This was a hack in Amazon's smart doorbell displayed on stage at MWC 2019
Today we focus on the Ring Doorbell, an Amazon-acquired home security device aimed at replacing the plain old doorbell. Its main feature is two-way communication between the smart doorbell and your mobile App, allowing the user to confirm who is dinging from anywhere via the internet. Assuming the Ring owner is away from home, he or she can then remotely open the door via Alexa if a supported smart lock is installed, to let the cleaner in for example.
The Shark tank-funded startup has been on the IoT mainstage for a while now, and it did not surprise anyone when the Wifi password leak vulnerability drew massive attention in 2015. Considering the nature of this device, it is critical that a security-first approach is maintained throughout the production cycle, and indeed Ring were quick to respond, patching the vulnerability in just two weeks.
Approaching the Doorbell, we fixated on first inspecting the network traffic for any alarming behaviour. The network topology chosen by Ring is using AWS as relay servers, with both the mobile and the Doorbell device communicating exclusively with the cloud. Schematically, a ding triggers an API call to the server, which messages the device and triggers a notification. Then an audio/video stream is sent to the server and bounced to the app. If the user picks up, an audio-only stream is sent back and played by the Doorbell speaker.
Inspecting the call setup quickly indicated Ring were rolling out their own “innovative” SIP/RTP crypto. Instead of using the well standardized SIP/TLS and SRTP protocols, Ring added a security triplet in the “INVITE” SIP message (as seen below). SIP (session initiation protocol) is the dialect through which two sides establish a call. The per-session X-SSRC-A, X-SSRC-V, X-Session-Hash headers supposedly protect the SIP message via some sort of signature, and perhaps contain the key to the upcoming RTP stream.
Upon finishing the SIP handshake, RTP packets are sent to the cloud in a custom layer 7 encryption. RTP (real-time transport protocol) specifies how real time data is sent, with sequencing and multiplexing functionalities. The RTP header is transferred as-is while the actual payload is encrypted, as is shown here with wireshark showing a clearly jibberish sequence of messages. Wireshark assumes from the RTP header that the payload is H264 (a video encoding standard), yet the codec dissector is not making sense of the stream, showing “Bad NAL Length”, “Unknown subtype”, “Reserved” and so on.
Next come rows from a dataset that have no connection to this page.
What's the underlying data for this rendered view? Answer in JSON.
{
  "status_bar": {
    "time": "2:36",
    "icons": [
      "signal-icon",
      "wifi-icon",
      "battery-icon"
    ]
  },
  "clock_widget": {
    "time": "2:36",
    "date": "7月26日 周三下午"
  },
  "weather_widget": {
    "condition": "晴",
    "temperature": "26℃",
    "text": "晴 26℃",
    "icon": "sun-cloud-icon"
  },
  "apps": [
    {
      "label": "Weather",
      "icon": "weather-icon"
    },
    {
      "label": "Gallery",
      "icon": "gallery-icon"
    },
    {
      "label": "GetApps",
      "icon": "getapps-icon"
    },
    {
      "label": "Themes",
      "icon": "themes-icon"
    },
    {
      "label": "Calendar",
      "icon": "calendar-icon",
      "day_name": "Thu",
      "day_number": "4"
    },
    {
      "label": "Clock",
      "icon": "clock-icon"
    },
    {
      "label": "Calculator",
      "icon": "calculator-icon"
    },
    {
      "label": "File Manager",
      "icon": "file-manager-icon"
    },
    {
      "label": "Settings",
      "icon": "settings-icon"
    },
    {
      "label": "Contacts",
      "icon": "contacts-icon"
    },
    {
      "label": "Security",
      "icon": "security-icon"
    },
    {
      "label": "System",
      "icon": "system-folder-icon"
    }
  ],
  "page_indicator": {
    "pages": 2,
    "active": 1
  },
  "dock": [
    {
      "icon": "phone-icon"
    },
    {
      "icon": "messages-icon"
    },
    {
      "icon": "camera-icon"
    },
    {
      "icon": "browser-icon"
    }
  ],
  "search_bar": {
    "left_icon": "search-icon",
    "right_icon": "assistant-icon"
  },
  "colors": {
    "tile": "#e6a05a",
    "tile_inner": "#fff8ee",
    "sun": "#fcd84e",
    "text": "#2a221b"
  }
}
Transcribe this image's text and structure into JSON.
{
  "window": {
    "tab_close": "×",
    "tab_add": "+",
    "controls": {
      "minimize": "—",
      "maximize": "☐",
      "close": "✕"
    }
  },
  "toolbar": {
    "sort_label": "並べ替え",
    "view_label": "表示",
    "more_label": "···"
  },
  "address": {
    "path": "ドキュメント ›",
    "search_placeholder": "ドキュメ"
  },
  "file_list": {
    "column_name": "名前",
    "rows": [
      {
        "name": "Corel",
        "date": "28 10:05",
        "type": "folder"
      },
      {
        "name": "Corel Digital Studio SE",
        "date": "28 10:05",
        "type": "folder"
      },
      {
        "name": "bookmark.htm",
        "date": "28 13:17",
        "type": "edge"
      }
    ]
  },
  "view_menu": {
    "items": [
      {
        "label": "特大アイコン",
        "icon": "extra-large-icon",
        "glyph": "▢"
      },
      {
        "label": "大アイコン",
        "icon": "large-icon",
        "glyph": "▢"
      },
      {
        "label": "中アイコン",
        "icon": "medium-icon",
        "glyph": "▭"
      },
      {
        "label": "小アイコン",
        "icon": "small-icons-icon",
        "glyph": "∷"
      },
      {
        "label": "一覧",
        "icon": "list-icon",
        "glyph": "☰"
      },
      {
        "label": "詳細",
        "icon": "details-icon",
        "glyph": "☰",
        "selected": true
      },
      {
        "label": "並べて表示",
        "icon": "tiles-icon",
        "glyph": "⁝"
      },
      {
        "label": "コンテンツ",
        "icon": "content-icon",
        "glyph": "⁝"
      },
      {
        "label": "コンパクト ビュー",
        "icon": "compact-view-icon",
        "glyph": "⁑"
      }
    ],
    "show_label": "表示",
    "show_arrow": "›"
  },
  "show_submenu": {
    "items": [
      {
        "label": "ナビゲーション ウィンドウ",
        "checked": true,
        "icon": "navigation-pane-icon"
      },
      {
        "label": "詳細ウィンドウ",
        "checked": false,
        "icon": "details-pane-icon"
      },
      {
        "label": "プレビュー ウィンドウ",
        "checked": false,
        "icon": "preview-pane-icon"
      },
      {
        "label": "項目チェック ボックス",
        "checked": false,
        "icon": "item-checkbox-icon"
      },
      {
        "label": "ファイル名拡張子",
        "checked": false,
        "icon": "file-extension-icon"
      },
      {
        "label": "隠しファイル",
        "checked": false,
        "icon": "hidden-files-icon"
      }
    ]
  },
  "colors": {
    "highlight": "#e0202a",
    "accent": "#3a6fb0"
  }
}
Basic cryptographic attacks such as known-plaintext or simple XORing / block cyphering with the security parameters did not yield results.
We moved over to sniffing the application. Here we see a more sensible SIP/TLS approach, with pretty much all notifications, updates and information being passed via HTTPS. However, the actual RTP traffic seems plain!
The data seems sensible, and therefore we might be able to extract it. Using our handy videosnarf utility, we get a viewable MPEG file. This means anyone with access to incoming packets can see the feed! Similarly, we can also extract the audio G711 encoded stream.
Accessing application traffic is not a difficult task — if the user is at home, we just need Wifi access — either cracking weak encryption if present, or exploiting another home device. When the user is in transit, one can open a rogue Wifi near him and wait for him to join, or join a common public network. Once sharing a network, a simple ARP spoof will allow us to capture Ring data traffic before passing it on to the app. Certain 3G/4G configurations may allow intra-network poisioning as well.
Capturing the Doorbell feed is already great, but why stop there when we can inject our own? We developed a POC, whereby we first captured real footage in a so-called “recon mode”. Then, in “active mode” we can drop genuine traffic and inject the acquired footage. This hack works smoothly and is undetectable from within the app. In Mobile World Congress 2019, we publicly demonstrated the attack.
Is it really Jesus at the door?
The attack scenarios possible are far too numerous to list, but for example imagine capturing an Amazon delivery and then streaming this feed. It would make for a particularly easy burglary. Spying on the doorbell allows for gathering of sensitive information — household habits, names and details about family members including children, all of which make the target an easy prey for future exploitation. Letting the babysitter in while kids are at home could be a potentially life threatening mistake.
The main takeaway from this research is that security is only as strong as its weakest link. Encrypting the upstream RTP traffic will not make forgery any harder if the downstream traffic is not secure, and encrypting the downstream SIP transmission does not thwart stream interception. When dealing with such sensitive data like a doorbell, secure transmission is not a feature but a must, as the average user will not be aware of potential tampering. We urge Ring to move to a secure scheme like SRTP (secure RTP) as soon as possible.